Jacinta Parsons talks ‘A Question of Age’ at Millers Homestead

Jacinta Parsons at Millers Homestead to talk about her recently published book. Pictures: SUPPLIED

By Lynette Hayhurst

Millers Homestead came alive with a full house of forty excited women and men who came to hear Jacinta Parsons speak about her new book A Question of Age.

Jacinta is a radio broadcaster and writer who is currently hosting Afternoons, a three-hour magazine show on ABC Radio Melbourne. Her first book was ‘Unseen: The Secret World of Chronic Illness’ released in 2020. Jacinta herself is an inspiration as she herself has overcome the raw challenges of this chronic condition and lives a successful and meaningful life.

She is an ambassador of the Crohn’s and Colitis Association Australia and is also an active member of the arts and music community and is a board member for Melbourne disability theatre company Rollercoaster.

The audience was not disappointed as Jacinta developed an intimate bond with them as she shared her own experiences in facing the question of ageing from a woman’s perspective with all its challenges and opportunities for growth, change and understanding. On the back cover of her book it says, this work is “incendiary, raging and raw, but also compassionate, insightful and powerfully energizing; It is a book for every woman looking in the mirror thinking she is no longer recognising herself. It is a book for our times.” She gives thanks in the book to, “all the people who contributed to this book with their ideas, research, stories, hearts and lives. I hope this is the beginning of a conversation that will honour you.”

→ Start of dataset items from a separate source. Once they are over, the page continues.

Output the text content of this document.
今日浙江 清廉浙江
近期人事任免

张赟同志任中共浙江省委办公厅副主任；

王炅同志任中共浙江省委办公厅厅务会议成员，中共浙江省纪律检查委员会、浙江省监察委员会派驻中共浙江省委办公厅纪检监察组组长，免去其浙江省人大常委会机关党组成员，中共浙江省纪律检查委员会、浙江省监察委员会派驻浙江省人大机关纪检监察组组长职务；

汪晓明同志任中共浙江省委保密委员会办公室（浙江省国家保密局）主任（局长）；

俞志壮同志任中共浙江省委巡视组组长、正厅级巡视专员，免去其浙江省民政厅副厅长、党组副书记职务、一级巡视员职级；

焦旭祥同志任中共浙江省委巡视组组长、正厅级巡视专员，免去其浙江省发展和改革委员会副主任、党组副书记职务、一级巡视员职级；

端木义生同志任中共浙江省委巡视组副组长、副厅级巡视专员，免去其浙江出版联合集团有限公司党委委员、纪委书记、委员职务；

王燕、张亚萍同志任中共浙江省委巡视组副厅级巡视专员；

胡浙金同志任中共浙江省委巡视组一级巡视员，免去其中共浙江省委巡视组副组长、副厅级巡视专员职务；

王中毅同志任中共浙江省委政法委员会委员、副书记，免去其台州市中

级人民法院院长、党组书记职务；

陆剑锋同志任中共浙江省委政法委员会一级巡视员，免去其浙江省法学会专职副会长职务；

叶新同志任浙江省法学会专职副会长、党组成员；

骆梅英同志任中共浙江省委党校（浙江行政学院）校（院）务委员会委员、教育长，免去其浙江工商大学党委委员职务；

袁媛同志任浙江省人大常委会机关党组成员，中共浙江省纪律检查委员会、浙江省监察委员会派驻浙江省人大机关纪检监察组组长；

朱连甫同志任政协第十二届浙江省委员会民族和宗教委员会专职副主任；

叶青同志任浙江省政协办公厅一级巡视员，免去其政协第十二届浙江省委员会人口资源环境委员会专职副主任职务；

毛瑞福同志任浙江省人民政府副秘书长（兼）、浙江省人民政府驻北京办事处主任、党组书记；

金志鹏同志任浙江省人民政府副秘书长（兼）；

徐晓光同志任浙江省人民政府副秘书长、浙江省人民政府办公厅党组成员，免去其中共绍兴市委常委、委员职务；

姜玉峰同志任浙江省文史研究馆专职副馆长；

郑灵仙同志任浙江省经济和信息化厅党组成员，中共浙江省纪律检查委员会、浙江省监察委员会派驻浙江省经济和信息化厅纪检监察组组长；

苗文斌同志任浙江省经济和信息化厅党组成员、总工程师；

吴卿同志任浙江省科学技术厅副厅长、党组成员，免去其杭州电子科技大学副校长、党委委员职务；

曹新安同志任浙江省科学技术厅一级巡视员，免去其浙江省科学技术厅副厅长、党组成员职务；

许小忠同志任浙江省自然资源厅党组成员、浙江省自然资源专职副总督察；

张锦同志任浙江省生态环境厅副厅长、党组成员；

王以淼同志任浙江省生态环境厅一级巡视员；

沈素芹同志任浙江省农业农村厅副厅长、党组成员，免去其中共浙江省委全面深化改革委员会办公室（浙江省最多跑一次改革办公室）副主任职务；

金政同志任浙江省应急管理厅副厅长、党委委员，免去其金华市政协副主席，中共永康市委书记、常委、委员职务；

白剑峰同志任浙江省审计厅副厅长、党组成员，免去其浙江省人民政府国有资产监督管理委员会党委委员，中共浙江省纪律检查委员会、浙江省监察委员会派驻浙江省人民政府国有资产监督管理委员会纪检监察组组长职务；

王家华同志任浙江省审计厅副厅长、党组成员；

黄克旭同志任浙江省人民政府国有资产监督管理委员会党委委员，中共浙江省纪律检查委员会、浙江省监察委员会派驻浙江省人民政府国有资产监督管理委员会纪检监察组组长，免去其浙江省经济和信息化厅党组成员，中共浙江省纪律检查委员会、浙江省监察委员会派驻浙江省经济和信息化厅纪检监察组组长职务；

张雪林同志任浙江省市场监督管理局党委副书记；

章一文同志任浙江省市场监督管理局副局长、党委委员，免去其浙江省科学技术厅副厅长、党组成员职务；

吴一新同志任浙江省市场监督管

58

Michelle Kemp presented penetrating and insightful questions and Jacinta responded by sharing her own experiences of ageing and the joy of the writing process. Jacinta’s research in the book demonstrated the powerful reasons why women in this generation have strong grounds to feel the way they do about ageing. She covered the structure of the book which contained memoirs, research, anecdotes and personal experiences. Jacinta also weaved into the fibre of the book the creative use of metaphors of the elements, fire, air, water and earth as well as the Ash Wednesday bushfires.

In Jacinta’s delightful and engaging style she departed from the script and walked around the room engaging the audience who shared their experiences of ageing and she answered all their questions with humility, a combination of deep insight and hilarious wit, the audience was often in stitches.

Michelle Kemp summed up the whole experience at the end of the book launch by saying, “Reading ‘A Question of Age’ feels like you’re having one of those gorgeous, long, deep conversations with a close, wise girlfriend, where you share experiences, solve the problems of the world and come away with a mission statement!”